Kim Jones BSW '91 holds a green ribbon to represent mental health awareness. In September 2019, Jones was named to Georgia's Behavioral Health Reform and Innovation Commission, which aims to improve outcomes for Georgians impacted by mental health conditions. (Photo Special)

Cards, checkups, and personally delivered home-cooked meals are all common responses to big life events or serious injuries. But Kim Jones believes we need to expand the types of circumstances that elicit our edible support.

“Mental health is not a casserole dish illness,” says Jones BSW ’91. “If someone is hurt, their neighbors and friends will send them well wishes and bring them a casserole. If someone is experiencing a mental health crisis, people don’t do that. They don’t know what to say, and they don’t know how to support that person.”

To this, Jones says, bring them a casserole.

“People deserve the same care for mental health that they would receive for physical health.”

Jones is the executive director of Georgia’s National Alliance on Mental Illness (NAMI), an organization that helps families and individuals affected by mental illness. For Jones, one of the most important aspects of NAMI is breaking the stigma surrounding mental health. And in the wake of the COVID-19 pandemic, more people are listening than ever before.

“People who have never understood mental health issues are now, for the first time, experiencing the depression and anxiety caused by isolation,” Jones says. “I’m seeing a lot more empathy, and hearing people question, ‘If this is what it’s like for me, what is it like for someone who lives with this every single day?’”

Even before the pandemic, Jones and others have been laying the groundwork for improving access to mental health services in Georgia.

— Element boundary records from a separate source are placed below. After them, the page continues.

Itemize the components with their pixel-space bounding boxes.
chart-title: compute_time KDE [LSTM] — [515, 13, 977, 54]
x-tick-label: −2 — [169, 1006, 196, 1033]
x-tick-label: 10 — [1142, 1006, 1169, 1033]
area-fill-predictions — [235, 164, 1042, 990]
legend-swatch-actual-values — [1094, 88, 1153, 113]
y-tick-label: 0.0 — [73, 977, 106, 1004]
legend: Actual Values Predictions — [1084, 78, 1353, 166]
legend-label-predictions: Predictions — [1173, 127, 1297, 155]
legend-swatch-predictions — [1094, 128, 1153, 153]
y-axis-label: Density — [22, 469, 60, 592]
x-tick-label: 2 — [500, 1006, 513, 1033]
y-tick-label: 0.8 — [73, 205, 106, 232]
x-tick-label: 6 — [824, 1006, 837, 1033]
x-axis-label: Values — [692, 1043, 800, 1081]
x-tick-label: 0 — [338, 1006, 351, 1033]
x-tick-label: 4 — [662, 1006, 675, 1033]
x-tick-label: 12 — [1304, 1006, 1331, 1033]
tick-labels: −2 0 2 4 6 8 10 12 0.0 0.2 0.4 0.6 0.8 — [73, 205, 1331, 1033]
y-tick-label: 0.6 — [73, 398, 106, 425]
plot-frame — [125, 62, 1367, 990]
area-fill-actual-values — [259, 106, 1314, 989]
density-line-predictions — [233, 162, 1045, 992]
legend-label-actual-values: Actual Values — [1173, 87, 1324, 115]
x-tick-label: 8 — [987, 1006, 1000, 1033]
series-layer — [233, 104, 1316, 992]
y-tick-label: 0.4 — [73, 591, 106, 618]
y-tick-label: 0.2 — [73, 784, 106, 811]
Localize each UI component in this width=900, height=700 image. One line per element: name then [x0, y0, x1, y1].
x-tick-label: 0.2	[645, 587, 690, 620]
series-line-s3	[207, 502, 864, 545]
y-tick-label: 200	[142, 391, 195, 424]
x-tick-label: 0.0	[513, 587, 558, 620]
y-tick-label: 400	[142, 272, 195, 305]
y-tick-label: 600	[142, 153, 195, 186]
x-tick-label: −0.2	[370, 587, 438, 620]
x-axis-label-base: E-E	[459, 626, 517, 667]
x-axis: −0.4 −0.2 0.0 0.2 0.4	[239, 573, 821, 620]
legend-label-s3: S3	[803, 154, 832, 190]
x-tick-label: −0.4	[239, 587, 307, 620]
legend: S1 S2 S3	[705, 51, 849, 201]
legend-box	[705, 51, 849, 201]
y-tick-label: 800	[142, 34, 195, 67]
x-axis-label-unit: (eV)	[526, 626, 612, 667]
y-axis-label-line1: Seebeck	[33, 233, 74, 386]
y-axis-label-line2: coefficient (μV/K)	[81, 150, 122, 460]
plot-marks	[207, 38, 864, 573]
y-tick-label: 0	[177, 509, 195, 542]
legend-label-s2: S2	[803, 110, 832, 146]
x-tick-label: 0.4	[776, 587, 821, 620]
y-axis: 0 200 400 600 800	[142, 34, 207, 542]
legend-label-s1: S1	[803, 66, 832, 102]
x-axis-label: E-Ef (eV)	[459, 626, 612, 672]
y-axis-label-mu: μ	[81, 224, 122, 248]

Last September, state House Speaker David Ralston appointed Jones to the Behavioral Health Reform and Innovation Commission. The commission—which includes experts, judges, and law enforcement officials—aims to improve outcomes for Georgians impacted by mental health conditions. Jones serves on a subcommittee where she hopes to help transform the way Georgia addresses the state’s mental health needs.

“What I’m most excited about with the commission is that it’s opening doors. For the first time in a long time, we as advocates are working together and not against each other on important issues like funding and access to services.”

While Jones and the committee are making recommendations at the legislative level, she encourages every company, family, and resident to be loud and proud on a personal one.

“When it comes to mental health, people don’t want to talk about it. So we need to be intentional,” Jones says. “Check in with people. Ask how someone is feeling, and be honest when someone asks you. Because our stories are powerful and empowering, and they can help others realize they’re not alone.”

And when you learn that someone’s having a hard time, Jones says, don’t be afraid to listen and talk about it. Maybe even consider making a casserole.